Big Brothers Big Sisters, the program that gives adults the privilege of changing the life of a child forever, is holding a Sock Hop and Open House from 3 p.m. to 6 p.m. Sunday at Rim Country Mall.
"Our purpose for holding the dance is to let people in the community know who we are, to get the word out about mentoring opportunities in Payson, and to let people get together and have some fun," program director Susan Williams said. "It's also a fund-raiser, but we're only charging $3 for adults and $1 for children under 18."
Children under 12 must be accompanied by an adult.
Since at least some of the "bigs" will attend the dance with their "littles," it is also an opportunity to "give the kids a chance to practice their social skills" under adult supervision.
Big Brothers Big Sisters is an agency that matches adult volunteers with children in need of positive role models.
The Rim country program is actually a satellite branch of Valley Big Brothers Big Sisters.

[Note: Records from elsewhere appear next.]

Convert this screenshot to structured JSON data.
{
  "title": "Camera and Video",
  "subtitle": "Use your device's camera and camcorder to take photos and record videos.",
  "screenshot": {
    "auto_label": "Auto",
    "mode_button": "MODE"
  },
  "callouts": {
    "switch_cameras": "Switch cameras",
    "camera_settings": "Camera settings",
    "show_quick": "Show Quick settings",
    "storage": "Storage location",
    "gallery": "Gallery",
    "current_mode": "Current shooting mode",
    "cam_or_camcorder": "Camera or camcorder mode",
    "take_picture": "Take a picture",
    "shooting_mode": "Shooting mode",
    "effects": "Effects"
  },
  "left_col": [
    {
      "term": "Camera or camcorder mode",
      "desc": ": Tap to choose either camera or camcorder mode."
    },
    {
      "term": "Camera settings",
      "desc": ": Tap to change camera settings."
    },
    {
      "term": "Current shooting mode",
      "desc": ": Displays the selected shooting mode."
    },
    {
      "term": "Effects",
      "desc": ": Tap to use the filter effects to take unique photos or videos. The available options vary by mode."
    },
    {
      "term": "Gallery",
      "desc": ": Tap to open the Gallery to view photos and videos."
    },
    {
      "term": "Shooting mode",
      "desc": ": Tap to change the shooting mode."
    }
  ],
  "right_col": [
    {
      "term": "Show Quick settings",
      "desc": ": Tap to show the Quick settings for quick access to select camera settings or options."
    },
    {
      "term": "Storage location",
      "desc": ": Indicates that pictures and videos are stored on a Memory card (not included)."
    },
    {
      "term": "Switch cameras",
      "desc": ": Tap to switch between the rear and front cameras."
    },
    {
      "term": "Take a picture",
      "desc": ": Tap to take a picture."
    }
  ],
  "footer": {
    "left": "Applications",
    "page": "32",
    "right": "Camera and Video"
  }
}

Children from 6 to 14 years of age are eligible for the program. Those accepted usually have only one parent. Typically, a lot more boys than girls end up in the program, and that is the case in the Rim country, according to Williams.
"We especially are in need of big brothers," she said. "We have seven or eight ‘littles' waiting right now."
As the program grows, more big sisters also will be needed.
"I've just visited the schools and I expect a flood more," Williams said. "Families are really learning about us, and we've got kids wanting to be in the program."
The Rim country branch currently has 19 active matches, eight boys and 11 girls.
Volunteers are expected to share a few hours every week or every other week with the child, going to Phoenix to a baseball game, playing games, running errands, doing homework, or just watching TV.
"The idea is simply to spend time together," Williams said.
Volunteers, who must be at least 18, go through an extensive screening process that includes fingerprinting. Then volunteers and children are matched based on such compatibility factors as personality, mutual interests and the child's needs."
Williams replaced Bob Zimmerman as program director Nov. 20.
"Bob was the prior director and the guy who got it off the ground," Williams said. "His wife, Bev, got the postmaster job in Yarnell, so they had to move.
Williams has a masters degree in social work and has been a private practice counselor in Payson for the past 10 years.
With more than 508 agencies serving 200,000 children nationwide, Big Brothers Big Sisters is the world's largest and most effective system of one-to-one mentoring.